15 – The Wailing Wind (2002)
Officer Bernadette Manuelito found the dead man slumped over in the cab of a blue pickup abandoned in a dry gulch off a dirt road — with a rich ex-con’s phone number in his pocket … and a tobacco tin nearly filled with tracer gold. It’s her initial mishandling of the scene that spell trouble for her supervisor, Sgt. Jim Chee of the Navajo Tribal Police — but it’s the echoes of a long ago crime that call the legendary former Lieutenant Joe Leaphorn out of retirement. Years earlier, Leaphorn followed the trail of a beautiful, young, and missing wife to a dead end, and his failure has haunted him ever since. But ghosts never sleep in these high, lonely Southwestern hills. And the twisted threads of craven murders past and current may finally be coming together, thanks to secrets once moaned in torment on the desert wind.

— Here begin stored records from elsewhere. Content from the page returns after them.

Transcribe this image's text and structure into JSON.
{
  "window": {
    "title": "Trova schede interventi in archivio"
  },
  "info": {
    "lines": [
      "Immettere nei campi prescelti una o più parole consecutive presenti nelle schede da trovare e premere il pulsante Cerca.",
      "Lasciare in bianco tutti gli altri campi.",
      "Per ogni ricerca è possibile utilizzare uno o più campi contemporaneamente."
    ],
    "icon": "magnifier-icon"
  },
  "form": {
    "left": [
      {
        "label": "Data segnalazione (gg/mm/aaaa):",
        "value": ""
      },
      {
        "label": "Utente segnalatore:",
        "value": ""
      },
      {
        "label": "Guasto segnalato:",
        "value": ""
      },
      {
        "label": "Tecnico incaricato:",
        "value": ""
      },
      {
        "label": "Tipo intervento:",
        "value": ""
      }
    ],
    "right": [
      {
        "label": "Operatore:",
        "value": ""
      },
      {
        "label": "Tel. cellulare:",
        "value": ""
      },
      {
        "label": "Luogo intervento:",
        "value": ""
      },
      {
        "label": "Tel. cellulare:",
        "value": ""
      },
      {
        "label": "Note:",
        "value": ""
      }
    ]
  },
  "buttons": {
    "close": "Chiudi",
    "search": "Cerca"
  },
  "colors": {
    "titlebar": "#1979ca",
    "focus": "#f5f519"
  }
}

16 – The Sinister Pig (2003)
Sergeant Jim Chee of the Navajo Tribal Police is troubled by the nameless corpse discovered just inside his jurisdiction, at the edge of the Jicarilla Apache natural gas field. More troubling still is the FBI’s insistence that the Bureau take over the case, calling the unidentifiedvictim’s death a "hunting accident." But if a hunter was involved, Chee knows the prey was intentionally human. This belief is shared by the "Legendary Lieutenant" Joe Leaphorn, who once again is pulled out of retirement by the possibility of serious wrongs being committed against the Navajo nation by the Washington bureaucracy. Yet it is former policewoman Bernadette Manuelito, recently relocated to Customs Patrol at the U.S. — Mexico border, who possibly holds the key to a fiendishly twisted conspiracy of greed, lies, and murder — and whose only hope for survival now rests in the hands of friends too far away for comfort.

17 – Skeleton Man (2004)
Former Navajo Tribal Police Lieutenant Joe Leaphorn comes out of retirement to help investigate what seems to be a trading post robbery. A simple-minded kid nailed for the crime is the cousin of an old colleague of Sergeant Jim Chee. He needs help and Chee, and his fiancée Bernie Manuelito, decide to provide it. Proving the kid’s innocence requires finding the remains of one of 172 people whose bodies were scattered among the cliffs of the Grand Canyon in an epic airline disaster 50 years in the past. That passenger had handcuffed to his wrist an attaché case filled with a fortune in — one of which seems to have turned up in the robbery.